Seingat saya peserta kemudian dibagi dalam dua kelompok: komisi program yang berbicara mengenai program WALHI tiga tahun mendatang, dan komisi organisasi yang mendiskusikan keanggotaan dan tata-kelola Walhi. Saya bergabung dalam komisi organisasi, dan mewakili komisi menyampaikan hasil sidang komisi ke sidang pleno PNLH. Masalah krusial yang dibahas dalam komisi organisasi adalah mengenai keanggotaan WALHI. Para peserta pertemuan menolak untuk membuat keanggotaan WALHI menjadi lebih formal dan terstruktur. Pertemuan memutuskan untuk tetap menggunakan istilah partisipan, dan bukan anggota WALHI. Memang kemudian ada masalah akuntabilitas dan keterwakilan yang pelik. Di kemudian hari salah seorang teman mengatakan WALHI itu seperti bus kota. Partisipan bisa naik dan turun di mana saja. Cilakanya penumpang itu tidak mau membayar karcis, namun ingin menentukan arah perjalanan bus kota itu.

Saya melaporkan hasil Komisi Organisasi di Sidang Pleno PNLH

Seperti pertemuan partai politik, walaupun ada pembicaraan mengenai masalah Lingkungan Hidup, perhatian peserta lebih banyak ditujukan pada pemilihan anggota Presidium dan Direktur Eksekutif.

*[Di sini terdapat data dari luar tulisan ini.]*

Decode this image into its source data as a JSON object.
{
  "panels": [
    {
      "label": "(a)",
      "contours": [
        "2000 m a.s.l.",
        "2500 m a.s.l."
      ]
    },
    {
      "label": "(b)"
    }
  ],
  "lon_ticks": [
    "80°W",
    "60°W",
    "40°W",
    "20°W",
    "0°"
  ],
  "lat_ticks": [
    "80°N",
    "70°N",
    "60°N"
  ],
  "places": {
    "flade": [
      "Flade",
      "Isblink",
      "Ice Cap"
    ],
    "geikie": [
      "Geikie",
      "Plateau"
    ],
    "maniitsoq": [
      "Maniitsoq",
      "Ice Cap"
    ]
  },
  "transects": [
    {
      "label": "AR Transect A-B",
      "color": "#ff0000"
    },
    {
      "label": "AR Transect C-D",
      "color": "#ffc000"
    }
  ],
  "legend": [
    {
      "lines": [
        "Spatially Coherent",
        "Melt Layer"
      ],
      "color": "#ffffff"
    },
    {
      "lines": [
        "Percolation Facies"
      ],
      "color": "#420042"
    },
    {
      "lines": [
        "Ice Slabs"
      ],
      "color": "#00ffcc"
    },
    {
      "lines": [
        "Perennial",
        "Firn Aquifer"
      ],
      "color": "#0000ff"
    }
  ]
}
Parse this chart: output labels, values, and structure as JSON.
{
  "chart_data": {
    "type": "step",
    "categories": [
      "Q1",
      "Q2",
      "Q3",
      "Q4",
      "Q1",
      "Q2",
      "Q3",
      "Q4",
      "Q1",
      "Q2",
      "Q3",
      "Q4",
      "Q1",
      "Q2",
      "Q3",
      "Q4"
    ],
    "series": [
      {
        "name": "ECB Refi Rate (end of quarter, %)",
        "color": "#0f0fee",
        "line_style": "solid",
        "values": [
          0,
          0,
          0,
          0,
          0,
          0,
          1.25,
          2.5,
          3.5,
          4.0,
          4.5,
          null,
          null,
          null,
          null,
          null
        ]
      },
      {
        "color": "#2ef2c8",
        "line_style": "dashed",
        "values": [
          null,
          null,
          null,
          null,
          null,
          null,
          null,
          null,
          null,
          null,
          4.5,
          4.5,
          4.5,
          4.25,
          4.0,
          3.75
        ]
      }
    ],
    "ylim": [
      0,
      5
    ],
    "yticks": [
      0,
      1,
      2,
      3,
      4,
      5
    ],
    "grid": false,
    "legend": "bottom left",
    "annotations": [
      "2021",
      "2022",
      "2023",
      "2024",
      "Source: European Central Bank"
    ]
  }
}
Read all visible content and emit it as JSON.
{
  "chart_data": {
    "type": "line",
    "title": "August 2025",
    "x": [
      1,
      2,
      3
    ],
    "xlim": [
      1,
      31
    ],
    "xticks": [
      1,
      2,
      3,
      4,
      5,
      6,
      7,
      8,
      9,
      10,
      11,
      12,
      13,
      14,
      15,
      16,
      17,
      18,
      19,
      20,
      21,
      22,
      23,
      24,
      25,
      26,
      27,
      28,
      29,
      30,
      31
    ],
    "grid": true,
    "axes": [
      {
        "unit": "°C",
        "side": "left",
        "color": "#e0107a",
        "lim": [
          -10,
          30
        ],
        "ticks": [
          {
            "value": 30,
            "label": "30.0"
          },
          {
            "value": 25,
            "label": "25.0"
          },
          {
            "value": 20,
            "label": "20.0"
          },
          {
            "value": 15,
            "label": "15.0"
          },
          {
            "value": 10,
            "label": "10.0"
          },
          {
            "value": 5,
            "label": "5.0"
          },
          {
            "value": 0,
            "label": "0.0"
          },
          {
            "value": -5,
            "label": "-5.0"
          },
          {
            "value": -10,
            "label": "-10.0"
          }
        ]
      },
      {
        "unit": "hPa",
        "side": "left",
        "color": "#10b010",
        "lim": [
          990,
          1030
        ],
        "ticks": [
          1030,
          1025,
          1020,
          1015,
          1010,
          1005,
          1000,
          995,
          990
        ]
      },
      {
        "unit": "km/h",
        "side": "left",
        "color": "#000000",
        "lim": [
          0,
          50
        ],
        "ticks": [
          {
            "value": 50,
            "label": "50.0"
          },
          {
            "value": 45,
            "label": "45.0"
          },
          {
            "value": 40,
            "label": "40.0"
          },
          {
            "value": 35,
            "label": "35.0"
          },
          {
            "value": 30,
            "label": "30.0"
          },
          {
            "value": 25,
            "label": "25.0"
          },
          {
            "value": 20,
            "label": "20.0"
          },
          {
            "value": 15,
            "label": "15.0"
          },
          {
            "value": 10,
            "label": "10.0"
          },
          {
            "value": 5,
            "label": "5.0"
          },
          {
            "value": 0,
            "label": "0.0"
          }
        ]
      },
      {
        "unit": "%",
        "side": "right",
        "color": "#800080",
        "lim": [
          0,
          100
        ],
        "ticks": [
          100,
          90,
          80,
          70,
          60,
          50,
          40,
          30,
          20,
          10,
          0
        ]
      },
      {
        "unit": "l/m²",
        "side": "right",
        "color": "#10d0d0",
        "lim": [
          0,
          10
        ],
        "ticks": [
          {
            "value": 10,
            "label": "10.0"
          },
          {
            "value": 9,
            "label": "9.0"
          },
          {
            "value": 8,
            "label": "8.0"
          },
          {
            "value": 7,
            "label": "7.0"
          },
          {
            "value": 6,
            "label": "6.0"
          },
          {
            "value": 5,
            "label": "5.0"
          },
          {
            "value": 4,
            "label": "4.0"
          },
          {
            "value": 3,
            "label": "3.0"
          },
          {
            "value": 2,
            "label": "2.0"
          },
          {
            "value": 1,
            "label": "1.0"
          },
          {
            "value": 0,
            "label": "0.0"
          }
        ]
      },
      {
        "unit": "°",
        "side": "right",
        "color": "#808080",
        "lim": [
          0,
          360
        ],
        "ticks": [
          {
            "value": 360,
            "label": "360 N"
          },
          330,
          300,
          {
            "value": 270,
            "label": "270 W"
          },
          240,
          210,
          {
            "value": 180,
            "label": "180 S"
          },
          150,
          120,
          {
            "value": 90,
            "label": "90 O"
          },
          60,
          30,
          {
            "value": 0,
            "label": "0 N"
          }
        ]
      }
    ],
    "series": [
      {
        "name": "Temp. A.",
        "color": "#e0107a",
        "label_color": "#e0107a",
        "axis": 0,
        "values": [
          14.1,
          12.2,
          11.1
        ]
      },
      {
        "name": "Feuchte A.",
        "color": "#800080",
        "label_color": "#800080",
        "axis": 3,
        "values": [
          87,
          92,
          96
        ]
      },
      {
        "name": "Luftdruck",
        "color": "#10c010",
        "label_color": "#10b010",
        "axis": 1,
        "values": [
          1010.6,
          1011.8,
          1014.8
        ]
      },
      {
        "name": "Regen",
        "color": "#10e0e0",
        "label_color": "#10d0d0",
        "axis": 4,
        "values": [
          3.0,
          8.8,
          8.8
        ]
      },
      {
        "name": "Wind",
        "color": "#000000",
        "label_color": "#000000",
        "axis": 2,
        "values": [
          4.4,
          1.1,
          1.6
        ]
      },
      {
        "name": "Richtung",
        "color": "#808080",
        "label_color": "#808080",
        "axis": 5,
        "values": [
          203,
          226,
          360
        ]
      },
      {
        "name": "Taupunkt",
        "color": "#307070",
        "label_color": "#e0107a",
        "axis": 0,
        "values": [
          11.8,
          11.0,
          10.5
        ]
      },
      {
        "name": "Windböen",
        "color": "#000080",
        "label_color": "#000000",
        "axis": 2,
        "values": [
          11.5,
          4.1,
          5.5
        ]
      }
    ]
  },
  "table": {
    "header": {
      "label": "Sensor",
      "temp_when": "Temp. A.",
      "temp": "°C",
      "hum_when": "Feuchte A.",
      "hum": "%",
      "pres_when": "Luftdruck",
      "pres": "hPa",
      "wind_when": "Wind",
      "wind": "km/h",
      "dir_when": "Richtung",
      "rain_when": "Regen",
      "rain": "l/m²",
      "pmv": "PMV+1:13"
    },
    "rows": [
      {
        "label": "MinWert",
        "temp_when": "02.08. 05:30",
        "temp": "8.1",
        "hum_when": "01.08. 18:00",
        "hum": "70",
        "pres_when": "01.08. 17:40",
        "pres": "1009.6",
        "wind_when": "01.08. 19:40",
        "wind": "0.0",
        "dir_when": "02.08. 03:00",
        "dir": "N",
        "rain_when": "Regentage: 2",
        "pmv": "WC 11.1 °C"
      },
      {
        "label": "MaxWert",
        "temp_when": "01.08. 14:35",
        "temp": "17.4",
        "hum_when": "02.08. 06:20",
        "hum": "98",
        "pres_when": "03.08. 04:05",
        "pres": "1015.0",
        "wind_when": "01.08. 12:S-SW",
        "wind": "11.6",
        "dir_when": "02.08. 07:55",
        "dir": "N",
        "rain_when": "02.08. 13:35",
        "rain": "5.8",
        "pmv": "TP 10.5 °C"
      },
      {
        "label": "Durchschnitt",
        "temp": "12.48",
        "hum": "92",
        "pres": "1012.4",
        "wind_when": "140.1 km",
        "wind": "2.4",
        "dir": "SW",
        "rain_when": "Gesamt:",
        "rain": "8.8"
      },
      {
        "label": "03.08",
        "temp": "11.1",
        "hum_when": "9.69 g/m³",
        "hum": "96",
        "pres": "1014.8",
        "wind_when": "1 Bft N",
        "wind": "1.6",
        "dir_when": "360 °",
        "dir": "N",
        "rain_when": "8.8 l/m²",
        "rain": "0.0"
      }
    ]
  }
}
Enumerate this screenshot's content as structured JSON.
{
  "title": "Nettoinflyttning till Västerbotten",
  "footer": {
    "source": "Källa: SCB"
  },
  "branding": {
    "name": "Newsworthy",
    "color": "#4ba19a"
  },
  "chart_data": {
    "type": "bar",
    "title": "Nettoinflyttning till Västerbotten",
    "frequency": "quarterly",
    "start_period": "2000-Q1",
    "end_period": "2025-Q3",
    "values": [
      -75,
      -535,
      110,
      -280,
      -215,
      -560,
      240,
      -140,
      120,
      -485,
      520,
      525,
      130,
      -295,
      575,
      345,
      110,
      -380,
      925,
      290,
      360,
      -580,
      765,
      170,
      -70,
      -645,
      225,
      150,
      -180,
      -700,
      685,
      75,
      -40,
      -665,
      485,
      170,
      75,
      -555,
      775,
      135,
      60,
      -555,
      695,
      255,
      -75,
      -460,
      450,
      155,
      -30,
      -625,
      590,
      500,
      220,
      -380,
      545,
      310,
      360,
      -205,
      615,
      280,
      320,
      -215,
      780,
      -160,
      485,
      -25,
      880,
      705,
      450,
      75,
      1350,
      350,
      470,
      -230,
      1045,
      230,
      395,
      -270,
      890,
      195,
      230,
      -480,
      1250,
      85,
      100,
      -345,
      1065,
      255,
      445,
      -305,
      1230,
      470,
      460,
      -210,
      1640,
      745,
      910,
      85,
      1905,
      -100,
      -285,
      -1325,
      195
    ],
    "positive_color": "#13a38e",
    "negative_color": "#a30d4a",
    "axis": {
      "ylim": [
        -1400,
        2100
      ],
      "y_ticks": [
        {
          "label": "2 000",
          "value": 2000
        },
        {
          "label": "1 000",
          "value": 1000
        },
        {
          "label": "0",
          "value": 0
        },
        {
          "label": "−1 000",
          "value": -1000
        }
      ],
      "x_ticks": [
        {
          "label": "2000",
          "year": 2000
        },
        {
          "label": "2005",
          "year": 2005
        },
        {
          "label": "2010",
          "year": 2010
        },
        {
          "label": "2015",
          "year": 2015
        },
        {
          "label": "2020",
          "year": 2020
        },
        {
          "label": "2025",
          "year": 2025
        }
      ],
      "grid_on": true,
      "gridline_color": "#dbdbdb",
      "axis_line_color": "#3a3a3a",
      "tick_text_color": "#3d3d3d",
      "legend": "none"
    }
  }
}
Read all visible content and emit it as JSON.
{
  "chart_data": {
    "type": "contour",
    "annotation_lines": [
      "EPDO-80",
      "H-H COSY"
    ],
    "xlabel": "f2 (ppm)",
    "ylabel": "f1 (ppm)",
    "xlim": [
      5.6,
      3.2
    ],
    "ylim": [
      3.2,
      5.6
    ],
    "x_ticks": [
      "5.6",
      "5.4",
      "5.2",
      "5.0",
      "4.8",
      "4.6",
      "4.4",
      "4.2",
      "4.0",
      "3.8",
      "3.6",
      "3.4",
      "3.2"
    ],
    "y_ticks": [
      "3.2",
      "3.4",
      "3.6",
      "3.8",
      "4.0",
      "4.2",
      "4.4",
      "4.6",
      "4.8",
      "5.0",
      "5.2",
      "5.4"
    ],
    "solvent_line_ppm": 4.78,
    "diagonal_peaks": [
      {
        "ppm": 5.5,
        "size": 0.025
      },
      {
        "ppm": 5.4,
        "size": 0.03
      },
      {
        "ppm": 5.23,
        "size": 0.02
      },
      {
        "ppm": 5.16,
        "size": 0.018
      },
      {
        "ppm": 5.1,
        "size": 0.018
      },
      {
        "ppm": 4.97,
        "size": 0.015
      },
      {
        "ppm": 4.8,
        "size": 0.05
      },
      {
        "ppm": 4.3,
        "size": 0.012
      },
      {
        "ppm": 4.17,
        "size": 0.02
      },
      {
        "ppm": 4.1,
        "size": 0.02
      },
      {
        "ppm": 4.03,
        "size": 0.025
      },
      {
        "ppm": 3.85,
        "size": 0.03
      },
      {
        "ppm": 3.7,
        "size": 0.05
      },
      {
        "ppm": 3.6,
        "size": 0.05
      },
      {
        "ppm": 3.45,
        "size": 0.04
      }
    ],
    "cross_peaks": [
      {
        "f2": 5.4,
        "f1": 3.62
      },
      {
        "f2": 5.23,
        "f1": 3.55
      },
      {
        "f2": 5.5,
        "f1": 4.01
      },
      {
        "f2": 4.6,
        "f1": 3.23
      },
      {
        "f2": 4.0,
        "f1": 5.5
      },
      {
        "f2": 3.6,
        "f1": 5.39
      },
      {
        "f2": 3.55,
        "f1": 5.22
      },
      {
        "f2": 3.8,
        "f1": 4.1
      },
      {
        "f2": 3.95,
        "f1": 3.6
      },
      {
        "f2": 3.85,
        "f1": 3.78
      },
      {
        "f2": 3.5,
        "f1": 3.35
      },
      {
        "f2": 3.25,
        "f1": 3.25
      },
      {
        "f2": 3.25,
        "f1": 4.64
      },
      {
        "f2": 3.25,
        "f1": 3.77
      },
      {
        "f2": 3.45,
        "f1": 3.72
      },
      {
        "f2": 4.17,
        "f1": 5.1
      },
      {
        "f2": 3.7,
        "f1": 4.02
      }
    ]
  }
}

Jabatan Sekretaris Eksekutif yang dijabat Erna Witoelar dan dalam keputusan PNLH pertama merupakan bagian dari Presidium, pada PNLH kedua ini dipisahkan dari Presidium untuk memperjelas akuntabilitas Badan Eksekutif WALHI. Dalam pemilihan, Erna Witoelar sebagai calon tunggal terpilih kembali sebagai Direktur Eksekutif WALHI.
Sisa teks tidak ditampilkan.